Any news on the status of a SolarWinds Windows Management Instrumentation (WMI) component since Microsoft, in their infinite wisdom, abandoned SNMP for Exchange, SQL etc.?


Thanks,


Craig

  • FormerMember
    0 FormerMember

    We'll be coming out with a WMI poller in early 2008. 

  • Based on preliminary glimpses it may not be exactly what you are asking for. At present there doesn't not appear to be any method of collecting PerfMon counters, which is what most people are talking about when they ask for WMI support.


     Now this is based on a demonstration or a very early development version of the product which might not reflect the final product, but from what I was able to observe the WMI support Denny says will be available in early 2008 appears to be limited to process monitoring. Similar to what the SNMP Application Monitor does now just via WMI.


    I hope that helps


  • FormerMember
    0 FormerMember in reply to aLTeReGo

    More generic WMI polling will probably be later in the year. 

  • Denny is right.  We're exploring the addition of more generic WMI polling later in the year.   For those interested in WMI polling, what are the drivers for getting this data?  How would you use this data in your job?   For example, are your network infrastructure management responsibilities being extended to include more application/server monitoring (that require WMI statistics)?  Is the request for WMI coming from the server folks?  

  • We have various VBScripts that utilize WMI to interact with file transfers and such. I'm currently monitoring for the wscript.exe processes, which is okay to some extent. However, a WMI event would be better, instead of getting an alarm for each wscript service going up and down.

  •  As a smaller shop, our network admins have to work hand-in-hand with our server admins. Having one tool to monitor everything makes life much easier, even if the tasks are distributed based on job duties.

    When management asks the team for uptime reports they want application availability stats as well as infrastructure stats. This gives us a broader view of actual uptime for the services we're providing. It makes sense to me: if the network is sound but an Exchange service halts we are still down as far as our users are concerned.

    So, ultimately, the request is coming from management but we all tend to support the idea. 
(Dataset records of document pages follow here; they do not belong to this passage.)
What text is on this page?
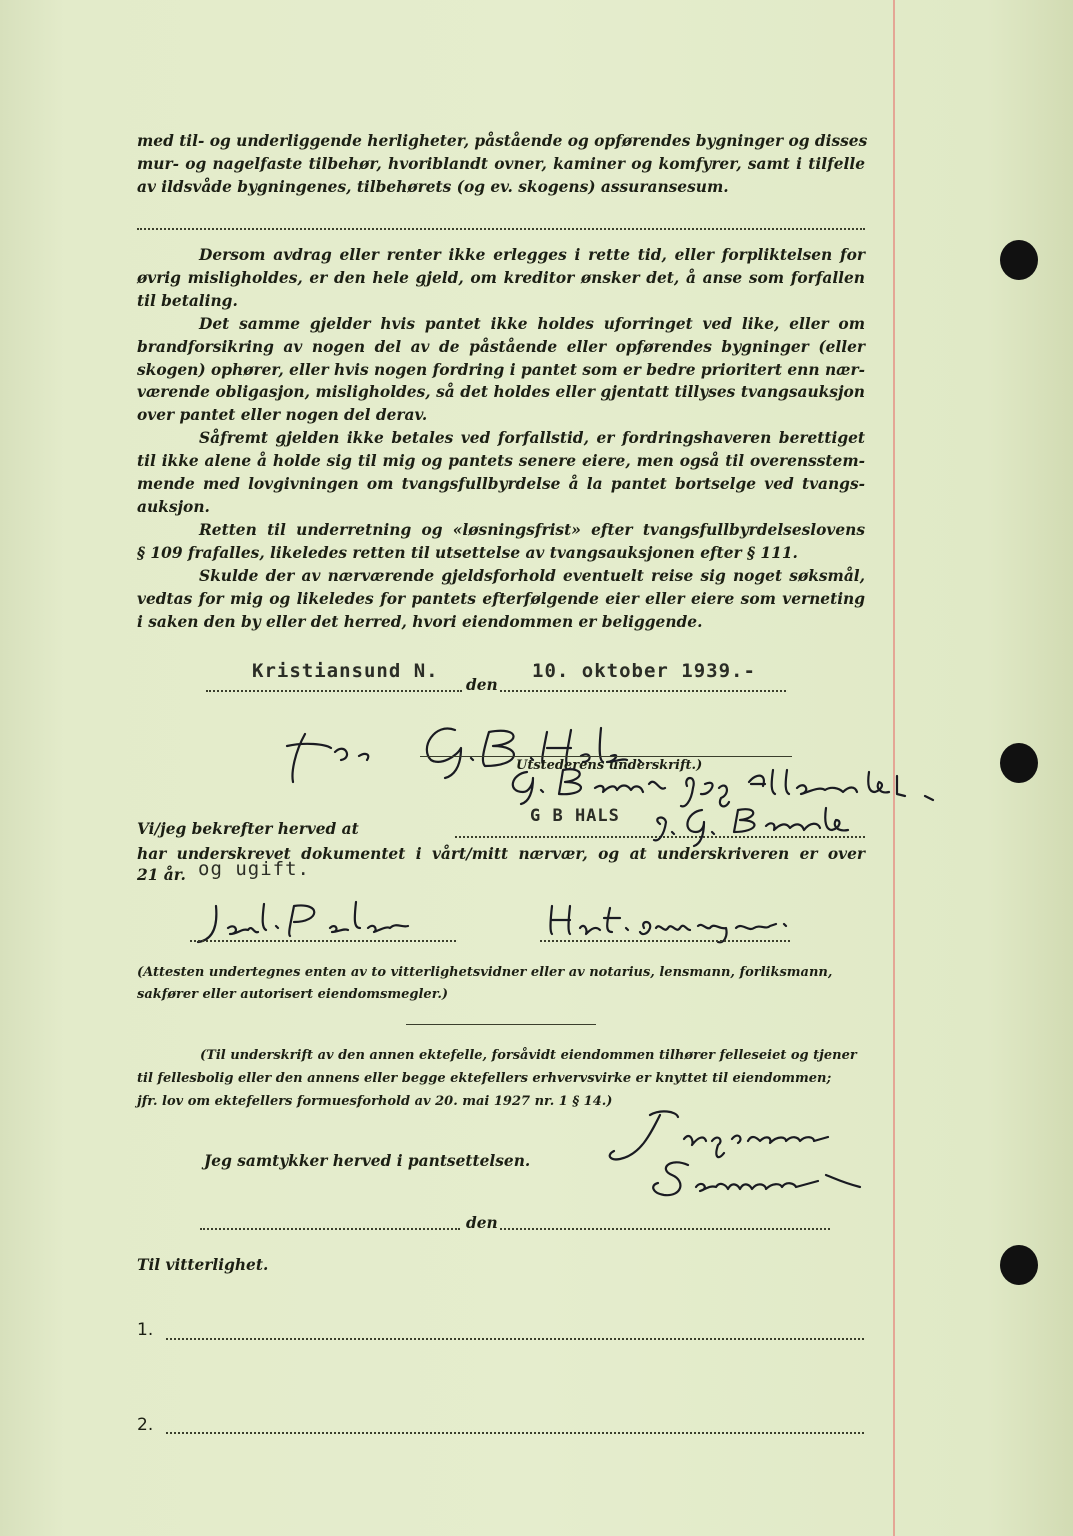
med til- og underliggende herligheter, påstående og opførendes bygninger og disses
mur- og nagelfaste tilbehør, hvoriblandt ovner, kaminer og komfyrer, samt i tilfelle
av ildsvåde bygningenes, tilbehørets (og ev. skogens) assuransesum.
Dersom avdrag eller renter ikke erlegges i rette tid, eller forpliktelsen for
øvrig misligholdes, er den hele gjeld, om kreditor ønsker det, å anse som forfallen
til betaling.
Det samme gjelder hvis pantet ikke holdes uforringet ved like, eller om
brandforsikring av nogen del av de påstående eller opførendes bygninger (eller
skogen) ophører, eller hvis nogen fordring i pantet som er bedre prioritert enn nær-
værende obligasjon, misligholdes, så det holdes eller gjentatt tillyses tvangsauksjon
over pantet eller nogen del derav.
Såfremt gjelden ikke betales ved forfallstid, er fordringshaveren berettiget
til ikke alene å holde sig til mig og pantets senere eiere, men også til overensstem-
mende med lovgivningen om tvangsfullbyrdelse å la pantet bortselge ved tvangs-
auksjon.
Retten til underretning og «løsningsfrist» efter tvangsfullbyrdelseslovens
§ 109 frafalles, likeledes retten til utsettelse av tvangsauksjonen efter § 111.
Skulde der av nærværende gjeldsforhold eventuelt reise sig noget søksmål,
vedtas for mig og likeledes for pantets efterfølgende eier eller eiere som verneting
i saken den by eller det herred, hvori eiendommen er beliggende.
Kristiansund N.
den
10. oktober 1939.-
Utstederens underskrift.)
G B HALS
Vi/jeg bekrefter herved at
har underskrevet dokumentet i vårt/mitt nærvær, og at underskriveren er over
21 år. og ugift.
(Attesten undertegnes enten av to vitterlighetsvidner eller av notarius, lensmann, forliksmann,
sakfører eller autorisert eiendomsmegler.)
(Til underskrift av den annen ektefelle, forsåvidt eiendommen tilhører felleseiet og tjener
til fellesbolig eller den annens eller begge ektefellers erhvervsvirke er knyttet til eiendommen;
jfr. lov om ektefellers formuesforhold av 20. mai 1927 nr. 1 § 14.)
Jeg samtykker herved i pantsettelsen.
den
Til vitterlighet.
1.
2.
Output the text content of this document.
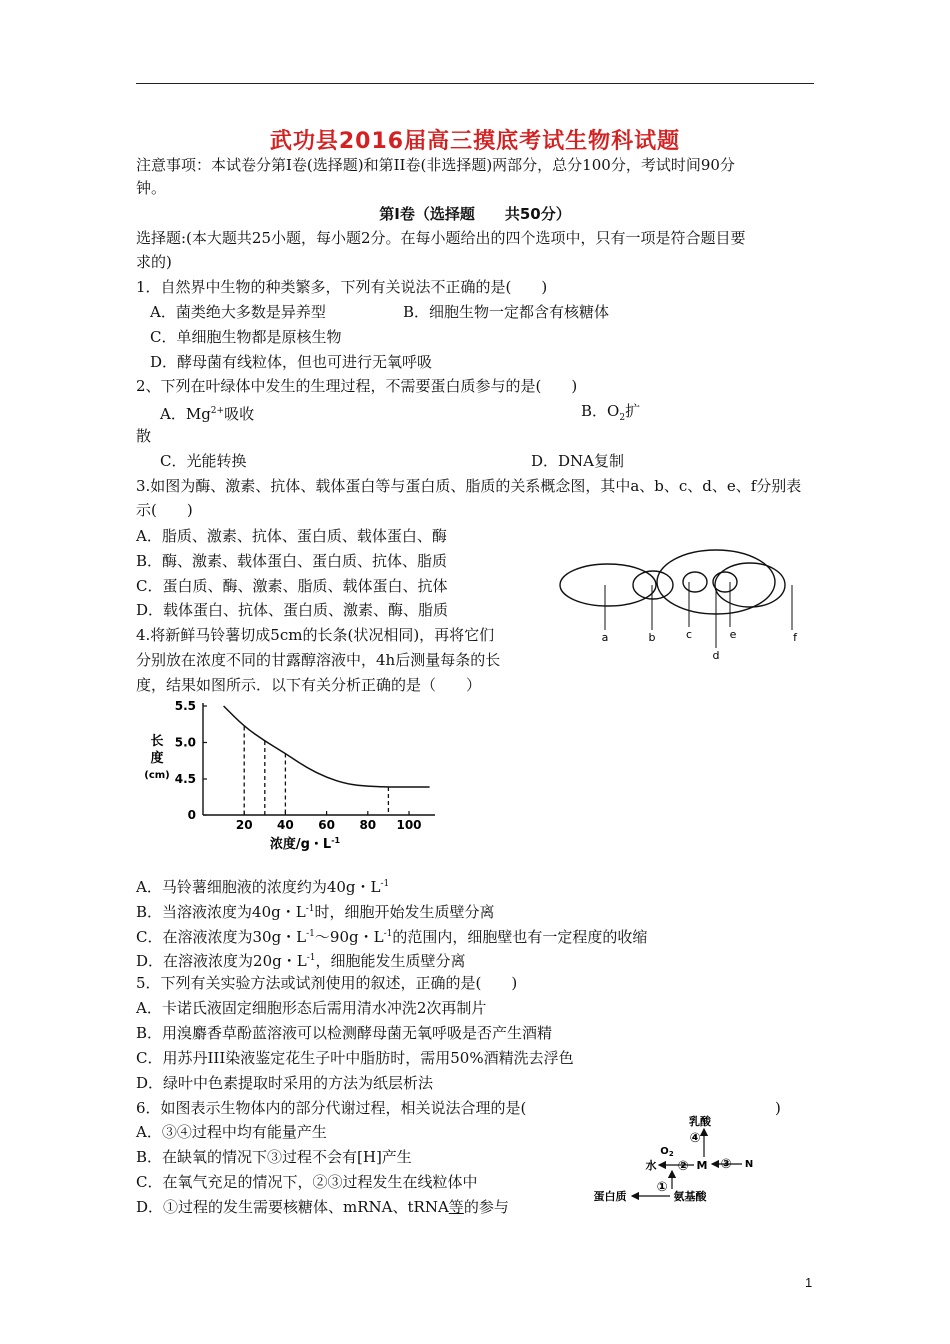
武功县2016届高三摸底考试生物科试题
注意事项：本试卷分第Ⅰ卷(选择题)和第II卷(非选择题)两部分，总分100分，考试时间90分
钟。
第Ⅰ卷（选择题　　共50分）
选择题:(本大题共25小题，每小题2分。在每小题给出的四个选项中，只有一项是符合题目要
求的)
1．自然界中生物的种类繁多，下列有关说法不正确的是(　　)
A．菌类绝大多数是异养型	B．细胞生物一定都含有核糖体
C．单细胞生物都是原核生物
D．酵母菌有线粒体，但也可进行无氧呼吸
2、下列在叶绿体中发生的生理过程，不需要蛋白质参与的是(　　)
A．$Mg^{2+}$吸收	B．$O_2$扩
散
C．光能转换	D．DNA复制
3.如图为酶、激素、抗体、载体蛋白等与蛋白质、脂质的关系概念图，其中a、b、c、d、e、f分别表
示(　　)
A．脂质、激素、抗体、蛋白质、载体蛋白、酶
B．酶、激素、载体蛋白、蛋白质、抗体、脂质
C．蛋白质、酶、激素、脂质、载体蛋白、抗体
D．载体蛋白、抗体、蛋白质、激素、酶、脂质
a	b	c
d
e	f
4.将新鲜马铃薯切成5cm的长条(状况相同)，再将它们
分别放在浓度不同的甘露醇溶液中，4h后测量每条的长
度，结果如图所示．以下有关分析正确的是（　　）
5.5
5.0
4.5
0
20 40 60 80 100
长
度
(cm)
浓度/g・$L^{-1}$
A．马铃薯细胞液的浓度约为40g・$L^{-1}$
B．当溶液浓度为40g・$L^{-1}$时，细胞开始发生质壁分离
C．在溶液浓度为30g・$L^{-1}\sim 90g$・$L^{-1}$的范围内，细胞壁也有一定程度的收缩
D．在溶液浓度为20g・$L^{-1}$，细胞能发生质壁分离
5．下列有关实验方法或试剂使用的叙述，正确的是(　　)
A．卡诺氏液固定细胞形态后需用清水冲洗2次再制片
B．用溴麝香草酚蓝溶液可以检测酵母菌无氧呼吸是否产生酒精
C．用苏丹III染液鉴定花生子叶中脂肪时，需用50%酒精洗去浮色
D．绿叶中色素提取时采用的方法为纸层析法
6．如图表示生物体内的部分代谢过程，相关说法合理的是(	)
A．③④过程中均有能量产生
B．在缺氧的情况下③过程不会有[H]产生
C．在氧气充足的情况下，②③过程发生在线粒体中
D．①过程的发生需要核糖体、mRNA、tRNA等的参与
乳酸
④
$O_2$
水 ② M ③ N
①
蛋白质	氨基酸
1
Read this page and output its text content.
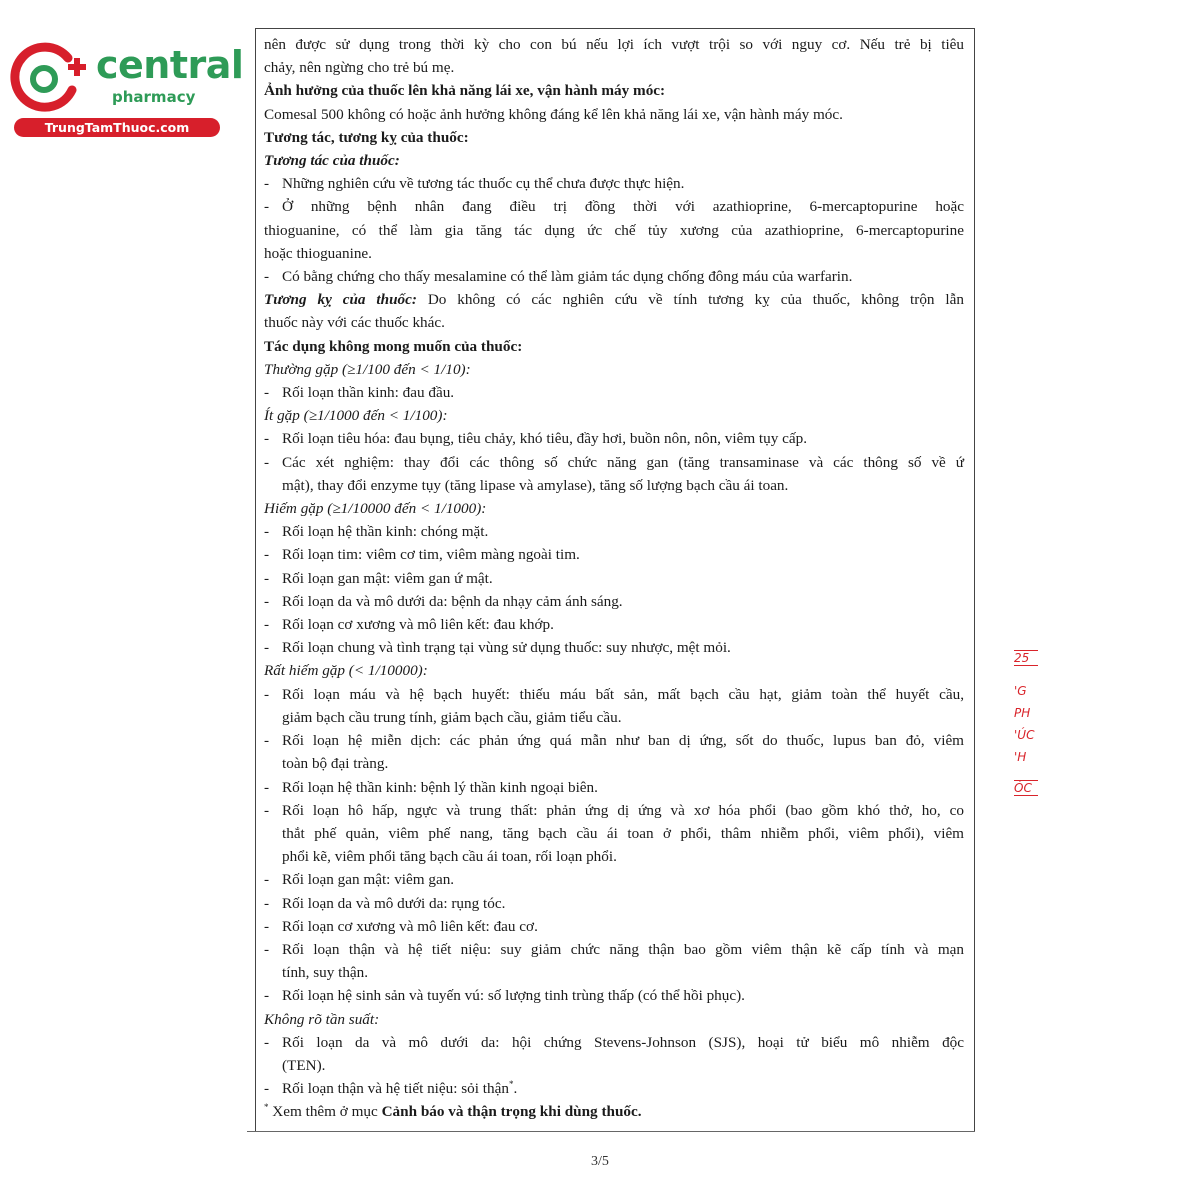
central
pharmacy
TrungTamThuoc.com

nên được sử dụng trong thời kỳ cho con bú nếu lợi ích vượt trội so với nguy cơ. Nếu trẻ bị tiêu

chảy, nên ngừng cho trẻ bú mẹ.

Ảnh hưởng của thuốc lên khả năng lái xe, vận hành máy móc:

Comesal 500 không có hoặc ảnh hưởng không đáng kể lên khả năng lái xe, vận hành máy móc.

Tương tác, tương kỵ của thuốc:

Tương tác của thuốc:

- Những nghiên cứu về tương tác thuốc cụ thể chưa được thực hiện.
- Ở những bệnh nhân đang điều trị đồng thời với azathioprine, 6-mercaptopurine hoặc

thioguanine, có thể làm gia tăng tác dụng ức chế tủy xương của azathioprine, 6-mercaptopurine

hoặc thioguanine.

- Có bằng chứng cho thấy mesalamine có thể làm giảm tác dụng chống đông máu của warfarin.

Tương kỵ của thuốc: Do không có các nghiên cứu về tính tương kỵ của thuốc, không trộn lẫn

thuốc này với các thuốc khác.

Tác dụng không mong muốn của thuốc:

Thường gặp (≥1/100 đến < 1/10):

- Rối loạn thần kinh: đau đầu.

Ít gặp (≥1/1000 đến < 1/100):

- Rối loạn tiêu hóa: đau bụng, tiêu chảy, khó tiêu, đầy hơi, buồn nôn, nôn, viêm tụy cấp.
- Các xét nghiệm: thay đổi các thông số chức năng gan (tăng transaminase và các thông số về ứ

mật), thay đổi enzyme tụy (tăng lipase và amylase), tăng số lượng bạch cầu ái toan.

Hiếm gặp (≥1/10000 đến < 1/1000):

- Rối loạn hệ thần kinh: chóng mặt.
- Rối loạn tim: viêm cơ tim, viêm màng ngoài tim.
- Rối loạn gan mật: viêm gan ứ mật.
- Rối loạn da và mô dưới da: bệnh da nhạy cảm ánh sáng.
- Rối loạn cơ xương và mô liên kết: đau khớp.
- Rối loạn chung và tình trạng tại vùng sử dụng thuốc: suy nhược, mệt mỏi.

Rất hiếm gặp (< 1/10000):

- Rối loạn máu và hệ bạch huyết: thiếu máu bất sản, mất bạch cầu hạt, giảm toàn thể huyết cầu,

giảm bạch cầu trung tính, giảm bạch cầu, giảm tiểu cầu.

- Rối loạn hệ miễn dịch: các phản ứng quá mẫn như ban dị ứng, sốt do thuốc, lupus ban đỏ, viêm

toàn bộ đại tràng.

- Rối loạn hệ thần kinh: bệnh lý thần kinh ngoại biên.
- Rối loạn hô hấp, ngực và trung thất: phản ứng dị ứng và xơ hóa phổi (bao gồm khó thở, ho, co

thắt phế quản, viêm phế nang, tăng bạch cầu ái toan ở phổi, thâm nhiễm phổi, viêm phổi), viêm

phổi kẽ, viêm phổi tăng bạch cầu ái toan, rối loạn phổi.

- Rối loạn gan mật: viêm gan.
- Rối loạn da và mô dưới da: rụng tóc.
- Rối loạn cơ xương và mô liên kết: đau cơ.
- Rối loạn thận và hệ tiết niệu: suy giảm chức năng thận bao gồm viêm thận kẽ cấp tính và mạn

tính, suy thận.

- Rối loạn hệ sinh sản và tuyến vú: số lượng tinh trùng thấp (có thể hồi phục).

Không rõ tần suất:

- Rối loạn da và mô dưới da: hội chứng Stevens-Johnson (SJS), hoại tử biểu mô nhiễm độc

(TEN).

- Rối loạn thận và hệ tiết niệu: sỏi thận*.

* Xem thêm ở mục Cảnh báo và thận trọng khi dùng thuốc.

25
'G
PH
'ÚC
'H
ÓC
3/5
  •  I see a huge plus with WMI polling for Cisco Call Manager. almost every imagineable statistic is reachable using WMI (number of phones registered, number of active calls, number of gateways registered, etc). Being able to trend on this and set alerts for the sudden disappearance of say 25 registered phones, seeing a gatway unregister, or being able to trend actual calls both over the PSTN and between call manager locations would be extremely useful.

     

     

    -DW 

  • I suspect that the Call Manager stats via WMI will only apply to version 4.x of Call Manager. The 5.x versions have abandoned the Windows based platform architecture.


    Dave.

  •  I believe that version 5.x was offered in both the appliance model (unix) and the application model (windows). I do think that version 6.x is slotted to be only Unix. Regardless, there will be a large number of 4.x and even 3.x CCM installations within enterprises for several years to come. We have 7 or 8 clusters and almost all of them are 4.x or below.

     

    -DW 

  • We were interested in a broader access to WMI data via APM for monitoring our web and database servers.  We had hoped to be able to track more detailed information than just availability info for specific processes.  Ideally, we would have a central system for alerting us of any form of issue that could impact service delivery, be the issue a bouncing switch port, or a database that is suffering from timeouts, blocking, or disk I/O problems.  The key is a central point of collection, and we'd be happy to have Orion and APM serve as that source.